GDPR (The General Data Protection Regulation) came into force on the 25 May 2018, carrying with it a penalty of up to €20m or 4 per cent of global annual turnover for failure to comply - how does this impact your payroll process?
The first thing to look at is how you are storing your personnel data. You need to make sure that your systems are secure and that you are only holding data that is required. It is good practice to review the data that your company holds and ensure that it is relevant to the purpose you need it for, and that you have consent to hold and process it.
Article 32 of the GDPR states 'the controller and the processor shall implement appropriate technical and organisational measures to ensure a level of security appropriate to the risk'. Whilst Article 32 of the GDPR doesn’t say, it is no longer permissible to desk-drop post or email payslips - how you provide this data is important. Many data breaches have come from unsecure emailed data, which may have been accidentally sent to the wrong contact or intercepted.
If you do have to send personal information by email, then you must encrypt it with a strong password. You should also consider how you distribute that password. Writing it in the email or sending the password in a separate email to that recipient is not sufficient. A safer alternative is the use of an online portal, which is an increasingly common method of data sharing.
All individuals also now have the ‘right to be forgotten’ but payroll data has to be held for the statutory retention period. You may find that you need to 'minimise' the data that you hold about an individual while retaining the data that you are obliged to hold for statutory reasons. For example, if the employee has left then you would not need to retain their bank account details. All data subject access requests must be responded to within a month of the request being received, so it is important to make sure you have a process in place for handling these. Have a look at our article on an employee’s rights to access their personal data for further information.

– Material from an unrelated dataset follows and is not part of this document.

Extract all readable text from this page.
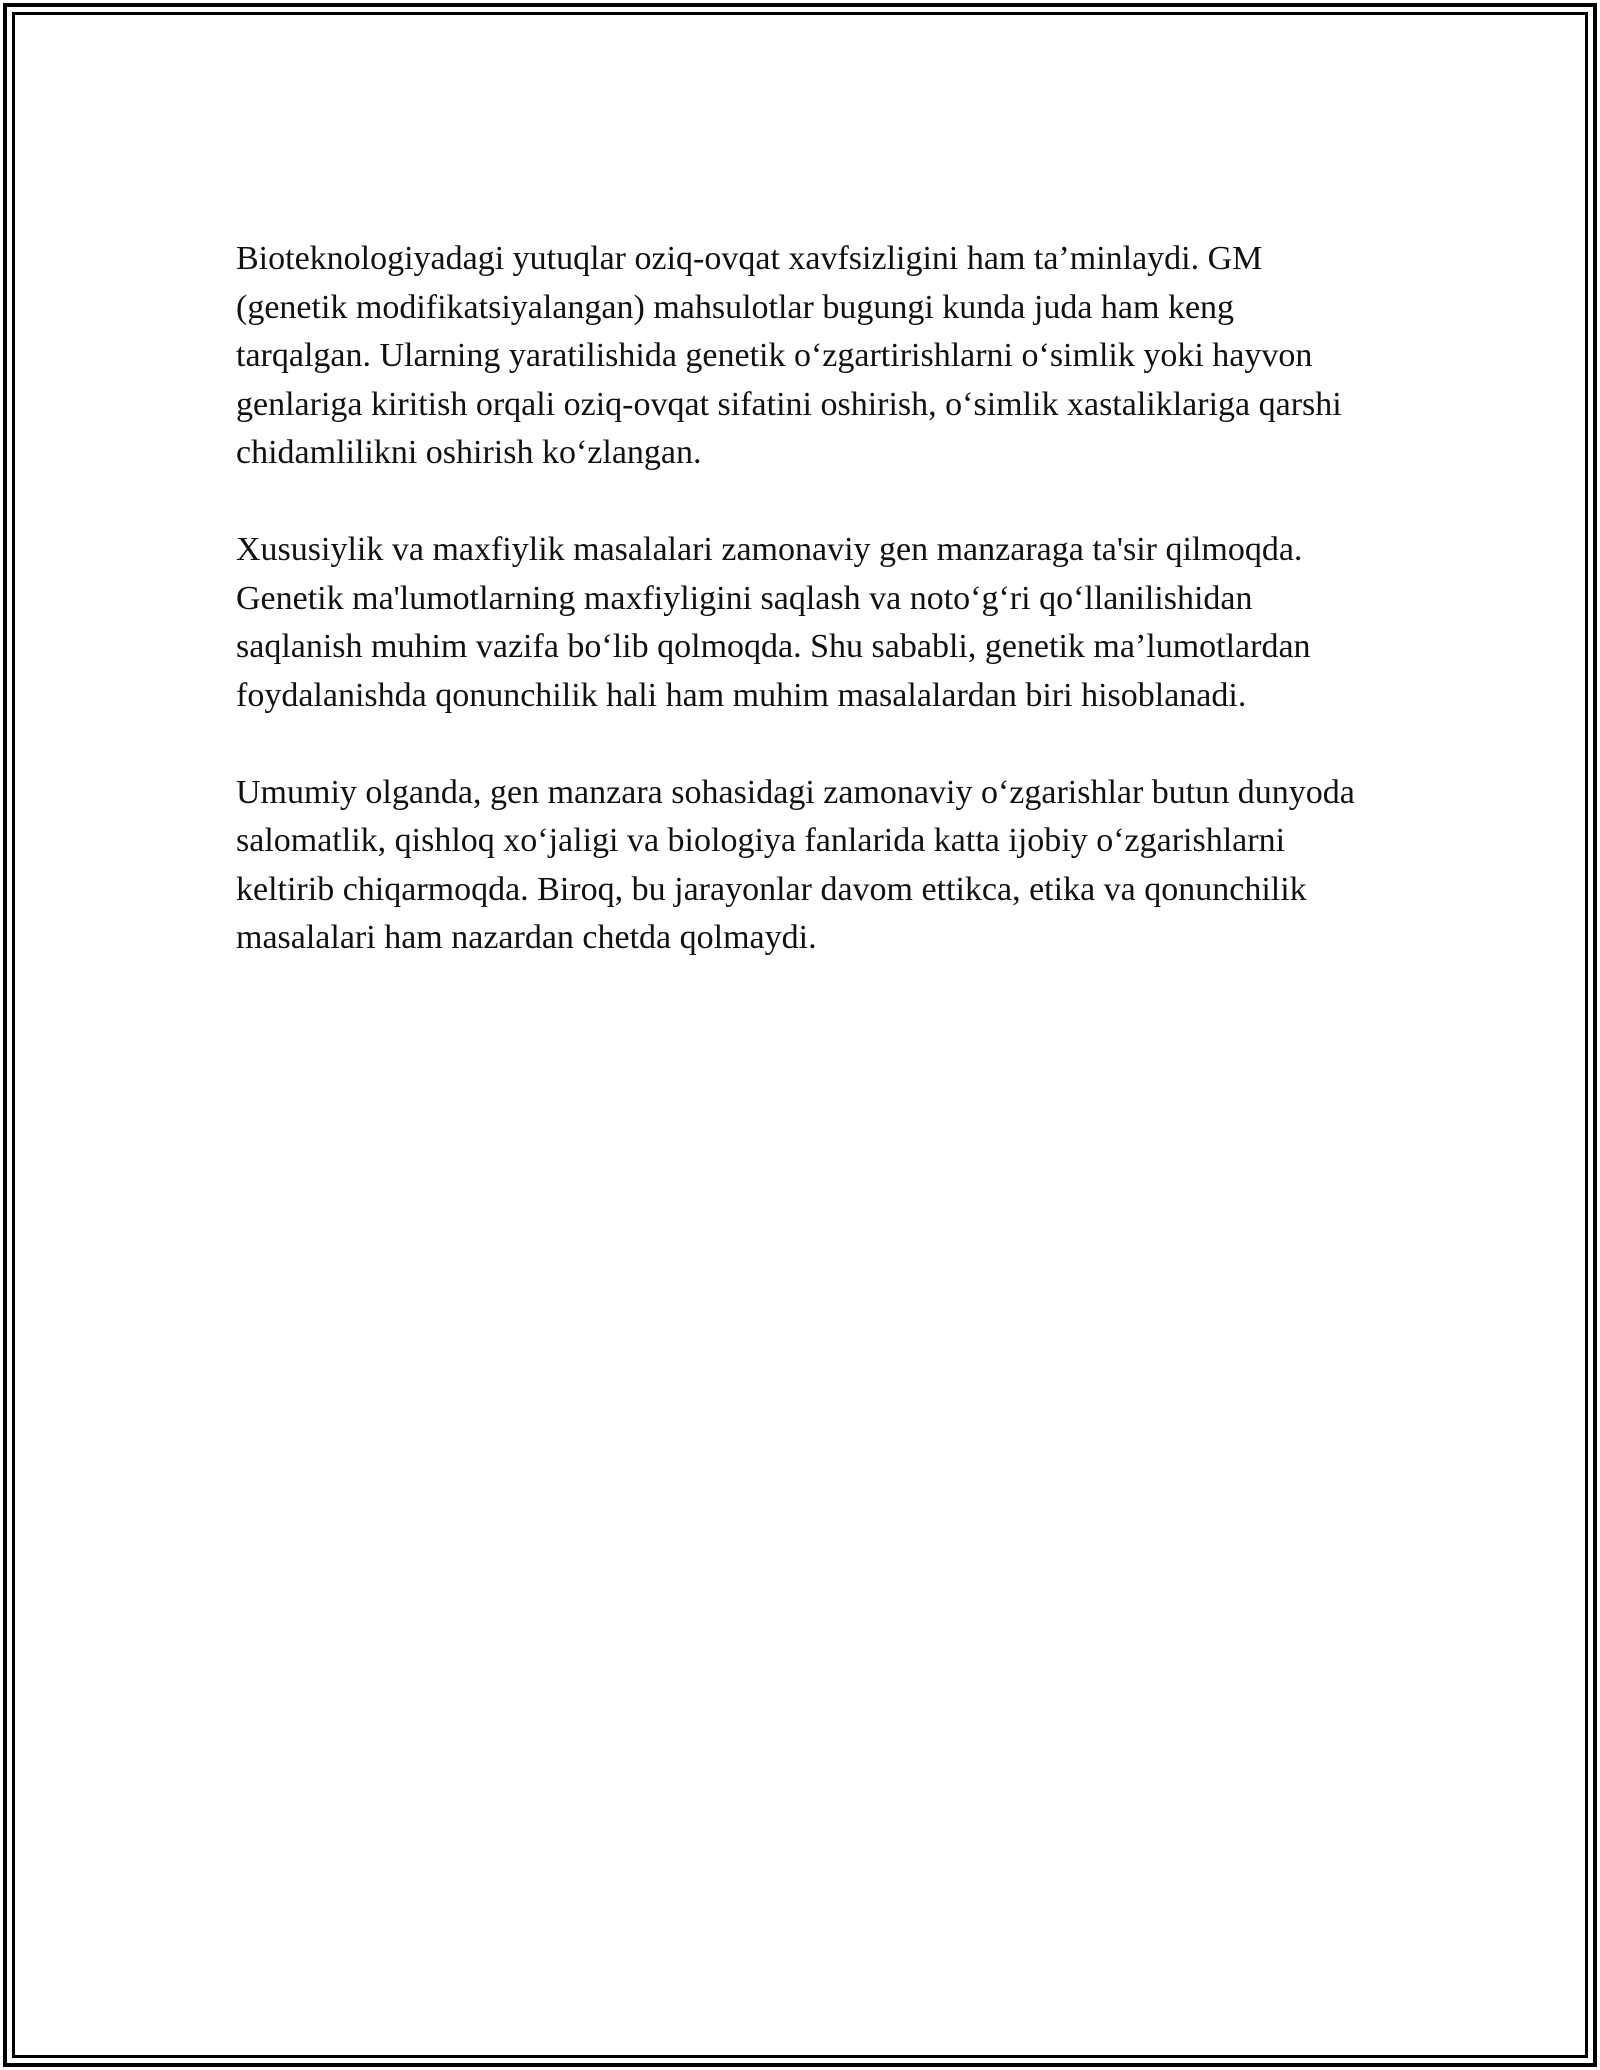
Bioteknologiyadagi yutuqlar oziq-ovqat xavfsizligini ham ta’minlaydi. GM (genetik modifikatsiyalangan) mahsulotlar bugungi kunda juda ham keng tarqalgan. Ularning yaratilishida genetik o‘zgartirishlarni o‘simlik yoki hayvon genlariga kiritish orqali oziq-ovqat sifatini oshirish, o‘simlik xastaliklariga qarshi chidamlilikni oshirish ko‘zlangan.

Xususiylik va maxfiylik masalalari zamonaviy gen manzaraga ta'sir qilmoqda. Genetik ma'lumotlarning maxfiyligini saqlash va noto‘g‘ri qo‘llanilishidan saqlanish muhim vazifa bo‘lib qolmoqda. Shu sababli, genetik ma’lumotlardan foydalanishda qonunchilik hali ham muhim masalalardan biri hisoblanadi.

Umumiy olganda, gen manzara sohasidagi zamonaviy o‘zgarishlar butun dunyoda salomatlik, qishloq xo‘jaligi va biologiya fanlarida katta ijobiy o‘zgarishlarni keltirib chiqarmoqda. Biroq, bu jarayonlar davom ettikca, etika va qonunchilik masalalari ham nazardan chetda qolmaydi.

You will need to have a process in place to handle any data breaches that may occur. If a data breach has occurred, then you must act promptly as a notifiable breach has to be reported to the Information Commissioner’s Office (ICO) within 72 hours of you becoming aware of the breach. The ICO website contains more information on what constitutes a breach and what action you must take.
Reporting of data breaches is another area that you need to have a process for. Failure to notify may result in a fine of up to €10m or 2 per cent of global annual turnover.